Thursday, 1 December 2011

Correlation is not causation, and other easy statistics

The local free paper's property section had an article a reprinted press release from a property website, which noted that odd-numbered houses were more valuable than even-numbered houses, and that lower numbers are more valuable than higher numbers. The article never explicitly claims that the difference in house prices is caused by the numbering - but on the other hand the existence of the article, and much of its wording, strongly implies that they would like their readers to believe this.

Anyway, it makes a good uncontentious example of "correlation is not causation" (and a few other statistical lessons), so I'm going to step through their claims in detail in case I need such an example later. Yes, clichés involving aquatic creatures and round wooden containers may come to mind.

So, the figures:

House typeAverage price (£)
Odd number207,202
Even number206,664
Number 1229,411
Number 2222,273
Number 13203,892
1 to 20, except 13"near the top of the list"
No number - name only"an average 90,000 more than numbered homes"

So, obviously - with one exception - the number of a house is not directly affecting its price. The reduction in price - by around 1-2% - for being the famously "unlucky" number 13 is understandable: many people won't buy a house numbered 13, so the number of potential buyers is lower, so the number of offers will be lower, which will (slightly) reduce the average price.

That's that one explained. What about the rest?

Firstly, note the fairly small difference between odd and even houses: around 500 pounds in 200,000 - or around 0.25%. They don't say how big the sample size was in total, but that's unlikely to be a statistically significant difference. The numbers have all been quoted to the ridiculous precision only available by taking a mean of a large sample (which lets us conclude which sort of average was in use, too) - both round to 207,000.

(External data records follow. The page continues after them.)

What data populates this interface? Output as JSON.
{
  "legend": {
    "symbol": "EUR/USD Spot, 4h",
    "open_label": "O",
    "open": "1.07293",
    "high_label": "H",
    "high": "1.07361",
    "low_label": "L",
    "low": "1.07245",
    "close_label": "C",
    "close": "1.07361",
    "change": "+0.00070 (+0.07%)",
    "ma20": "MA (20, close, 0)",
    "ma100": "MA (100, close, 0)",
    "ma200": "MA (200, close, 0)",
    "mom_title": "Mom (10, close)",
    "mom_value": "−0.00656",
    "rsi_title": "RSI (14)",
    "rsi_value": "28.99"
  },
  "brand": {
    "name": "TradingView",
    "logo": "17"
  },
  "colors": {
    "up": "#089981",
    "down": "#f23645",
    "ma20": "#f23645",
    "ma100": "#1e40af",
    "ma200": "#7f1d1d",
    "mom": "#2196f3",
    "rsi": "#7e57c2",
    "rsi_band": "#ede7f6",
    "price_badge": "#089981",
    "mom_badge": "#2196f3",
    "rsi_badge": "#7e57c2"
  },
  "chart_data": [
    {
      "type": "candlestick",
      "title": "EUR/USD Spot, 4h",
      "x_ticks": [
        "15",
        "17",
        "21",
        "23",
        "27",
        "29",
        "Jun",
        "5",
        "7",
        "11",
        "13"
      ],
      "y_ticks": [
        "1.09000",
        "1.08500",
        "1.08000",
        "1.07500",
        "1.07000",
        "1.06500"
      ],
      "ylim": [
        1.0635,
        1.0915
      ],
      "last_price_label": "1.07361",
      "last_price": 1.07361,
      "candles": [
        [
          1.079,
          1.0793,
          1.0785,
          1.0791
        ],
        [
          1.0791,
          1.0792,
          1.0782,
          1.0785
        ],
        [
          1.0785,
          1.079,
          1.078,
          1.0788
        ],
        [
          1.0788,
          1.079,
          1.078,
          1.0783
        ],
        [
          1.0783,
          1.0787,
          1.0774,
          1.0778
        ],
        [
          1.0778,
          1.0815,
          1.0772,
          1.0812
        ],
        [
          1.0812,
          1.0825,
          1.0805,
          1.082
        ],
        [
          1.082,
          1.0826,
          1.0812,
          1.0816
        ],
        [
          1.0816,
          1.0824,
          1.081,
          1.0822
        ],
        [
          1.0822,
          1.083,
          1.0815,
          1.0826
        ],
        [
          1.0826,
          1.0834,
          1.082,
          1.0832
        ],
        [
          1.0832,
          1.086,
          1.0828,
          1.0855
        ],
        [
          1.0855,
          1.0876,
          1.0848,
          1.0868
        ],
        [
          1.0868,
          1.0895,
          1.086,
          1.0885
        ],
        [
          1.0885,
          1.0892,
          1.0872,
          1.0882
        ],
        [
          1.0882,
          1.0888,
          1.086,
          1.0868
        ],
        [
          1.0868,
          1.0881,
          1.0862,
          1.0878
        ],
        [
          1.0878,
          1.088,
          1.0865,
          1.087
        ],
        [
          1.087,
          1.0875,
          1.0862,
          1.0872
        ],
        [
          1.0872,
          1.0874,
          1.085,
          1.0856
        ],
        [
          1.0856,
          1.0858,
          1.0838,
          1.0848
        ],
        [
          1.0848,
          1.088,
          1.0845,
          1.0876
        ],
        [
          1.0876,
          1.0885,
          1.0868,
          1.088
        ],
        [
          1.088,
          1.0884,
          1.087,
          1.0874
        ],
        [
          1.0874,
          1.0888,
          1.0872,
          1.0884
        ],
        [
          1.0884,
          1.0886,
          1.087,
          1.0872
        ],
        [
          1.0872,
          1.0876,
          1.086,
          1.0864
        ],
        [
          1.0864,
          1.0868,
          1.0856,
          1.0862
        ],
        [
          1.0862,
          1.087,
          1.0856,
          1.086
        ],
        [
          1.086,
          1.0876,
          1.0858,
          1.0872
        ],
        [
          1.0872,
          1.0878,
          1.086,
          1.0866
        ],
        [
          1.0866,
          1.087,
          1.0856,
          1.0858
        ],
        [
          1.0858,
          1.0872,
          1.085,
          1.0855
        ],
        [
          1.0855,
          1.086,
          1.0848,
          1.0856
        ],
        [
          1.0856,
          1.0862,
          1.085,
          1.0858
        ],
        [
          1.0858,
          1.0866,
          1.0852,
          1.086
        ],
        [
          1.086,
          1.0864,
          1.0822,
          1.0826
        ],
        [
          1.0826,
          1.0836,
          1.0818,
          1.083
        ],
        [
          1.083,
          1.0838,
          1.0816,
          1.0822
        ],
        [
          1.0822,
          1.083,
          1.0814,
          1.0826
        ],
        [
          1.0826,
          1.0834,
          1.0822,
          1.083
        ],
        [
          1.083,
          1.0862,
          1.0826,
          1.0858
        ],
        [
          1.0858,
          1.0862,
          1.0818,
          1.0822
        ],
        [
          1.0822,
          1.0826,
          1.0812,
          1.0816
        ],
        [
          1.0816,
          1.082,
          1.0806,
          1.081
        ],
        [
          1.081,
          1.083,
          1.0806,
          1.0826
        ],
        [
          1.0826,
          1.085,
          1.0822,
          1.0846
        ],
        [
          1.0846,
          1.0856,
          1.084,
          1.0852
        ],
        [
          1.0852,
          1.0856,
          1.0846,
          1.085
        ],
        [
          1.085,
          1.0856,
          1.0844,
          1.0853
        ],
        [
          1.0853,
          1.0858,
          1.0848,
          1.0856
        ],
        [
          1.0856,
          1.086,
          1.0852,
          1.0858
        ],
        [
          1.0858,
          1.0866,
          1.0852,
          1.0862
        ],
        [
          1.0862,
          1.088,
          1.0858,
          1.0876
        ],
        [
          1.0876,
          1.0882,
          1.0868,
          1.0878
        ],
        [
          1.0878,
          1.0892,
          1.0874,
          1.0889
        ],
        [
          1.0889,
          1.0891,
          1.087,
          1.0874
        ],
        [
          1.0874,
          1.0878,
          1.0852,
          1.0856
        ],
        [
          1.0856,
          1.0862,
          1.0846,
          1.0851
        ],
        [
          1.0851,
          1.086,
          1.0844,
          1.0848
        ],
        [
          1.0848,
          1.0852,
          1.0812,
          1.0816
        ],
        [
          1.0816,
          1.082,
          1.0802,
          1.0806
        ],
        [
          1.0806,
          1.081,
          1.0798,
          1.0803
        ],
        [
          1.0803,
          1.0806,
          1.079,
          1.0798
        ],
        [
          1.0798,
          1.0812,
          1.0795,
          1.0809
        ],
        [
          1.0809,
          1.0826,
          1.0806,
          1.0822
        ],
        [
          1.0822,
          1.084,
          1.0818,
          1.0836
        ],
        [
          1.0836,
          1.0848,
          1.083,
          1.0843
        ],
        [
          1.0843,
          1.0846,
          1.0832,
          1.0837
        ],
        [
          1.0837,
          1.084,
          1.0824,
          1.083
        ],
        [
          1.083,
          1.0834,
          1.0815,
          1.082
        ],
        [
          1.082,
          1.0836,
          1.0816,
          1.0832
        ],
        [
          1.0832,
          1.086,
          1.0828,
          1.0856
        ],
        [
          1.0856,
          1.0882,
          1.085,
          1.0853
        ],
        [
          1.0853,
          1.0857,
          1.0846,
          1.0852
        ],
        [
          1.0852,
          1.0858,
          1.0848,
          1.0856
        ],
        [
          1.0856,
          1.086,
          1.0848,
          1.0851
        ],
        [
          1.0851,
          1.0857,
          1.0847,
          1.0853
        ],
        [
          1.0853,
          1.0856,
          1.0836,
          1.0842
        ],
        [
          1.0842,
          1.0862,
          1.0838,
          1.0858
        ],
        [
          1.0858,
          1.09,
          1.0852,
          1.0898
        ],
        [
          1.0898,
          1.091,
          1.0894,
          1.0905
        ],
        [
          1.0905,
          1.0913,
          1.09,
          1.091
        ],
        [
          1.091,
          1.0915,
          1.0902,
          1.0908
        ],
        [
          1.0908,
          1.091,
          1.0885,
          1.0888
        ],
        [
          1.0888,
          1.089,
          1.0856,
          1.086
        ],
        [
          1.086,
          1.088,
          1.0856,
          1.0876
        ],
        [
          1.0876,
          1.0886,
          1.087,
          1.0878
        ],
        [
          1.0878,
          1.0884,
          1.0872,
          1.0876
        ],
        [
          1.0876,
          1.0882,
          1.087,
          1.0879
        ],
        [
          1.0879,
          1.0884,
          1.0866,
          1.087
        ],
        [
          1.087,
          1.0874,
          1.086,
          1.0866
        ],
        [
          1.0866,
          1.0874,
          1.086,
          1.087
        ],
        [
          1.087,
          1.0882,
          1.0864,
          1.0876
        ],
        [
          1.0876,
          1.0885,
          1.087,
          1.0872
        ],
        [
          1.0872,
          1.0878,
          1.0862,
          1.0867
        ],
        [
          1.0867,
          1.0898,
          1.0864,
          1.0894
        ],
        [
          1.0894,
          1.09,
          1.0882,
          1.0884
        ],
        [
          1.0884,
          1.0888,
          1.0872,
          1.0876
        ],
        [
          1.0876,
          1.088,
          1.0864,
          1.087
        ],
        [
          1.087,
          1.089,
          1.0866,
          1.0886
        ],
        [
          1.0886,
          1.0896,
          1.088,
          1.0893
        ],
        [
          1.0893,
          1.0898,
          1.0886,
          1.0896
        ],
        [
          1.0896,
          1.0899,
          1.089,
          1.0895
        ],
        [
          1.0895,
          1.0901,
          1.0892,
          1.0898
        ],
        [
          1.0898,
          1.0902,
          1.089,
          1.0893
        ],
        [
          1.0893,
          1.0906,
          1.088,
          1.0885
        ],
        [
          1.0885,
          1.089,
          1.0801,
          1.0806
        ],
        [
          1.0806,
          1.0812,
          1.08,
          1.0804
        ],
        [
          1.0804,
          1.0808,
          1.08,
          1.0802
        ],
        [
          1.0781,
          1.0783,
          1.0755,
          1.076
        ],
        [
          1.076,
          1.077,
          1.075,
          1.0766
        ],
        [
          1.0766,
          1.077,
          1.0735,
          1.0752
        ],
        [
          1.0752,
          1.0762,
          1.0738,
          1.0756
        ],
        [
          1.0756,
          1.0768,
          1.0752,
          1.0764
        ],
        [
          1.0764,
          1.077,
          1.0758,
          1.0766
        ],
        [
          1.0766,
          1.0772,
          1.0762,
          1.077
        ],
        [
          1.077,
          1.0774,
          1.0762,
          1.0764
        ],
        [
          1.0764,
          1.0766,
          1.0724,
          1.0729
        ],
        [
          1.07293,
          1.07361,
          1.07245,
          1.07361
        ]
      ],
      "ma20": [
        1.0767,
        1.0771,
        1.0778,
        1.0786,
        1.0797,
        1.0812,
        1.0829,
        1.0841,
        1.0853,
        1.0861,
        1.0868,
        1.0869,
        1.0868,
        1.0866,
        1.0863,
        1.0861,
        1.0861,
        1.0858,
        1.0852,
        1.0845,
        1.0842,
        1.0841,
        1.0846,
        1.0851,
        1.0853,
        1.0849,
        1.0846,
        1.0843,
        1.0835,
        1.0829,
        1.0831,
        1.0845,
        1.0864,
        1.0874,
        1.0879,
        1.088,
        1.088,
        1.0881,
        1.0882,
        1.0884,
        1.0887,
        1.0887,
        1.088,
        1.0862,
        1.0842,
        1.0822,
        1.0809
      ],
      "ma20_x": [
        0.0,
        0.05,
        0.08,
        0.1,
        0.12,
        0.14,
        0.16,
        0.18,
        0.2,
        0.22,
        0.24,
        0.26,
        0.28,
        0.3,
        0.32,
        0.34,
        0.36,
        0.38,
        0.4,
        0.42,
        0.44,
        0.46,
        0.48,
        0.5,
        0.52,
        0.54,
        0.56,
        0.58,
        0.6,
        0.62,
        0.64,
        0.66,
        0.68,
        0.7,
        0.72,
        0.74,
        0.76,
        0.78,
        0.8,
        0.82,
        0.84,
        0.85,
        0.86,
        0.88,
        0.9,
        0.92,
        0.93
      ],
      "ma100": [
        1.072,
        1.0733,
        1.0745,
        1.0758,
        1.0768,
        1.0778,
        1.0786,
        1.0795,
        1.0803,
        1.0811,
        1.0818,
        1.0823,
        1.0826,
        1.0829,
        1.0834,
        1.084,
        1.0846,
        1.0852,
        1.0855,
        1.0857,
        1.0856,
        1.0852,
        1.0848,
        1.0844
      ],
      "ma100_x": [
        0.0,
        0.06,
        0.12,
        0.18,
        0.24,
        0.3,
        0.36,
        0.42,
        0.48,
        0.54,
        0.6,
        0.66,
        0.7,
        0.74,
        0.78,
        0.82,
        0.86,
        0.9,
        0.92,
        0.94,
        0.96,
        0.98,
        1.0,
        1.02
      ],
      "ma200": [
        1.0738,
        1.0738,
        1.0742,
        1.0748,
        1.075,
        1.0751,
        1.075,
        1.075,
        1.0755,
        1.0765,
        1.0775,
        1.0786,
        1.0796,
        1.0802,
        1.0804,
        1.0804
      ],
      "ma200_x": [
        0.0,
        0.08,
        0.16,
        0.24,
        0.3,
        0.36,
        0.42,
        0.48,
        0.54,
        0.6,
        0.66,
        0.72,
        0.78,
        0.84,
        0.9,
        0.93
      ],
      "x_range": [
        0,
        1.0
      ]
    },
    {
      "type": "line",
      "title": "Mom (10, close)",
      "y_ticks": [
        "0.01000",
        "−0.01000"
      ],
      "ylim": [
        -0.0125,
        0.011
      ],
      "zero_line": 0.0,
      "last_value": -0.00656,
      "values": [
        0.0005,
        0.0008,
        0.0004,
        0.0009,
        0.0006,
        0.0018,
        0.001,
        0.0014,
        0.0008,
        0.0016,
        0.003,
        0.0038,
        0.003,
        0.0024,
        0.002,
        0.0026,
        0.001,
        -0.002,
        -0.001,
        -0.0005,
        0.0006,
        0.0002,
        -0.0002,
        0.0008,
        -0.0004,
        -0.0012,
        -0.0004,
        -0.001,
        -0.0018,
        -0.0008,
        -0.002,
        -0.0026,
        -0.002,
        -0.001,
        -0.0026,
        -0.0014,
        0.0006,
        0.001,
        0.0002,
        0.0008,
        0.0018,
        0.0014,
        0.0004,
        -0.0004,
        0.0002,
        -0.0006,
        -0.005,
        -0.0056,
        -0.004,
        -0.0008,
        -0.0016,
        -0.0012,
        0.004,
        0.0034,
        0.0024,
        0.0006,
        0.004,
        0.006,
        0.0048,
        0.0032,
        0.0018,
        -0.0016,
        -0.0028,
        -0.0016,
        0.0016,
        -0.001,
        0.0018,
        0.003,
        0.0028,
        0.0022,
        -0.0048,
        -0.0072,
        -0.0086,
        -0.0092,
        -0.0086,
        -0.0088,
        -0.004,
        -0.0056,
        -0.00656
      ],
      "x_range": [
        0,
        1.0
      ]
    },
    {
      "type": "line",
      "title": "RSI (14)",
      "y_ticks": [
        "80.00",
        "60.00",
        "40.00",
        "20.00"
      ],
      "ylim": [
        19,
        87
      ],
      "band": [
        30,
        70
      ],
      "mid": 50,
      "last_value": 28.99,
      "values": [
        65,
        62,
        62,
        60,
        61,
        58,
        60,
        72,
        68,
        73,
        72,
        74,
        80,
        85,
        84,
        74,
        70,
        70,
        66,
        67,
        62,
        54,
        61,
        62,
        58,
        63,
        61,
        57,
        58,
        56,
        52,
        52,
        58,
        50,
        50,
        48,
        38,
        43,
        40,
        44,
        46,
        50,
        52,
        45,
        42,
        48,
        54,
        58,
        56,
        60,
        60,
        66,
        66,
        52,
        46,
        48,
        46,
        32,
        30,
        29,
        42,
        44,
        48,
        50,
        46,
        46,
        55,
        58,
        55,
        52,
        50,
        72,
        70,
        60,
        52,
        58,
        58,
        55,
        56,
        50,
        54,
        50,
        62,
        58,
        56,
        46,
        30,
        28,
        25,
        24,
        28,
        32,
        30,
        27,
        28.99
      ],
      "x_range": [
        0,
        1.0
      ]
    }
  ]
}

In so far as there is a real effect, the relatively large difference in price between 1 and 2 is likely to explain it.

So what about lower numbers being higher priced? This is a real effect, but it's not (of course) as simple as lower numbers being intrinsically more valuable. It's a combination of two factors, and their relation with the allocation algorithms for house numbers.

House numbering is most commonly either done sequentially with odd numbers on one side of the street and even on the other side, ascending in the same direction - or for less linear housing developments, sometimes as a single sequence of numbers along the street. Numbers are generally not skipped unless there's a "gap where a house could be".

So, as a consequence, on an average terraced street, house 1 (and often, but not as often, house 2) will be end-terrace houses, which are much more valuable. There will also be another set of end-terrace houses at the other end of the terrace, but there is no standardisation whatsoever in terrace lengths, so the increase in value there is scattered throughout the house numbers.

Then there's street length. In general, shorter streets have better houses. 138 Smith Street is almost certainly going to be an urban street, or maybe a main road in the suburbs with lots of traffic. Either way, not the greatest for house prices. 6 Jones Street, on the other hand, could be on a similar street, or it could equally be on a side street in an expensive rural village. So that averaging explains lower numbers being higher priced.

The final figure: un-numbered houses are significantly - over 40% - more expensive than numbered houses has much the same sort of obvious real cause. Un-numbered houses will include mansions, converted farms, actual farms, and other large isolated buildings, with asking prices potentially into the millions of pounds.

This is why "correlation is causation" is so tempting - the house numbers don't cause the price differences; position on the street and type of street do. However, position and type (plus local standard numbering algorithm) also cause the numbers - so there's a very noticeable correlation on a statistical level. Additionally, house number and house price are really easy to measure quantitatively - "type" and "numbering algorithm" are much more qualitative.

Note that the correlation is therefore no use as an individual predictor: what street a house is on will tell you far more about its price than its position on the street, and the effect is sufficient subtle that - apart from end terrace effects - it probably won't be reliably visible on a single street. This is another useful statistical reminder: a difference in averages can be virtually irrelevant if you're looking at individual cases.